Tip! Gwethilu: Songs For The Dark Lake opens like a door onto a parallel folk tradition, one that never chose between cloister and forest. On his debut, Gothenburg‑based composer and musician Timoteo Carbone Hansson stages a collision – and ultimately a convergence – between experimental music, early medieval polyphony and traditional Nordic roots. The result is not a collage of references but a fully inhabited sound world: voices interweaving in archaic intervals, hand‑built instruments humming in strange tunings, rhythmic shapes that shift like light on water. It’s music that feels at once liturgical and feral, contemplative and quietly disquieting.
Form and harmony are pushed until they start to blur. Many pieces move with a meditative slowness, letting lines hang and overlap, but they are punctuated by “lavish rhythmic modulations” that jolt the ear out of trance: a drum figure that suddenly tilts into a different meter, a vocal ostinato that slides off its axis, plucked strings that appear on unexpected beats. Carbone Hansson treats rhythm less as a grid and more as current; you float for minutes at a time, then find yourself caught in eddies of accented pulse. Harmonically, the record leans on modes and intervallic relationships more familiar from medieval polyphony and folk chant than from common‑practice tonality, giving the melodies a cool, ancient strangeness even as the production feels resolutely present‑tense.

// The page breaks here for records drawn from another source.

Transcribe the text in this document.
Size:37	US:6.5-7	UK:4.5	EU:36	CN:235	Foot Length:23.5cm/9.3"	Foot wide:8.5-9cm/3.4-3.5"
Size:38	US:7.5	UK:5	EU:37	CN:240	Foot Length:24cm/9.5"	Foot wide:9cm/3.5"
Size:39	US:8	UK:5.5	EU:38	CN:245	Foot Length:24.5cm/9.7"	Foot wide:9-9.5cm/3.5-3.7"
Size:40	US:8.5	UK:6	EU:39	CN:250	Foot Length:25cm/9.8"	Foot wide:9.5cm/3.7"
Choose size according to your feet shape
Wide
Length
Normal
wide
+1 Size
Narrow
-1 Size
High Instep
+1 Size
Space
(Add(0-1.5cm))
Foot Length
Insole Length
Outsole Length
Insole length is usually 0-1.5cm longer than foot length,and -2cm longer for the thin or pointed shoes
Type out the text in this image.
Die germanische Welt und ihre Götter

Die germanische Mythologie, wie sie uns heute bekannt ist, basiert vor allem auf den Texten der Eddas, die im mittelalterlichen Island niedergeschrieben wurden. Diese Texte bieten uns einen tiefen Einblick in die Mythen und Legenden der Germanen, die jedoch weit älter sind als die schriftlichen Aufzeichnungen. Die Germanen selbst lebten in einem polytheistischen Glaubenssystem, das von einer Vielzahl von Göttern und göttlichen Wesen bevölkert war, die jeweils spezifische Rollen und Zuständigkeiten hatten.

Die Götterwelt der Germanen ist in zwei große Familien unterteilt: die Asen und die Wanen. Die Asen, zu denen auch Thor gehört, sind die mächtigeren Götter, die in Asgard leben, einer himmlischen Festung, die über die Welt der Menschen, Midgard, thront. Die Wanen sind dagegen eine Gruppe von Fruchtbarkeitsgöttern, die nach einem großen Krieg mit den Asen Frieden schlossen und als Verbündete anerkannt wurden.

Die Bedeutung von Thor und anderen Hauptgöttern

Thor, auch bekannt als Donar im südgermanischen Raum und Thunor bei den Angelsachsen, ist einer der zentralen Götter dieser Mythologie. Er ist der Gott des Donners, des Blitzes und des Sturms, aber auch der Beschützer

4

A crucial part of the album’s character lies in its instrumentation. To bring this “dark lake” to life, Carbone Hansson draws on a diverse arsenal of modern and traditional instruments, many of them specially crafted and custom‑tuned for the project. Strings sing in unusual temperaments, percussion voices are chosen as much for their grain as for their pitch, and electronic elements slip in not as dominant textures but as spectral doubles or shadows. The sense of physical craft – of wood, metal and gut shaped to fit a particular harmonic vision – comes through strongly; you are always aware that the sound is being made by bodies and objects, even when its surfaces veer toward the otherworldly.
Recorded across 2024–2025, the album captures this meticulous world‑building with a clarity that never dispels its mystery. Mastering for vinyl by Lasse Marhaug adds weight and focus, ensuring that the low‑frequency undercurrents and fragile upper harmonics coexist without smothering one another. The dark‑lake metaphor extends to the record’s visual identity as well: cover artwork by Gemma Hansson Carbone provides a visual counterpart to the music’s liminal atmosphere, hinting at landscapes and figures without fixing them in place, much as the songs themselves suggest stories and rituals without spelling them out.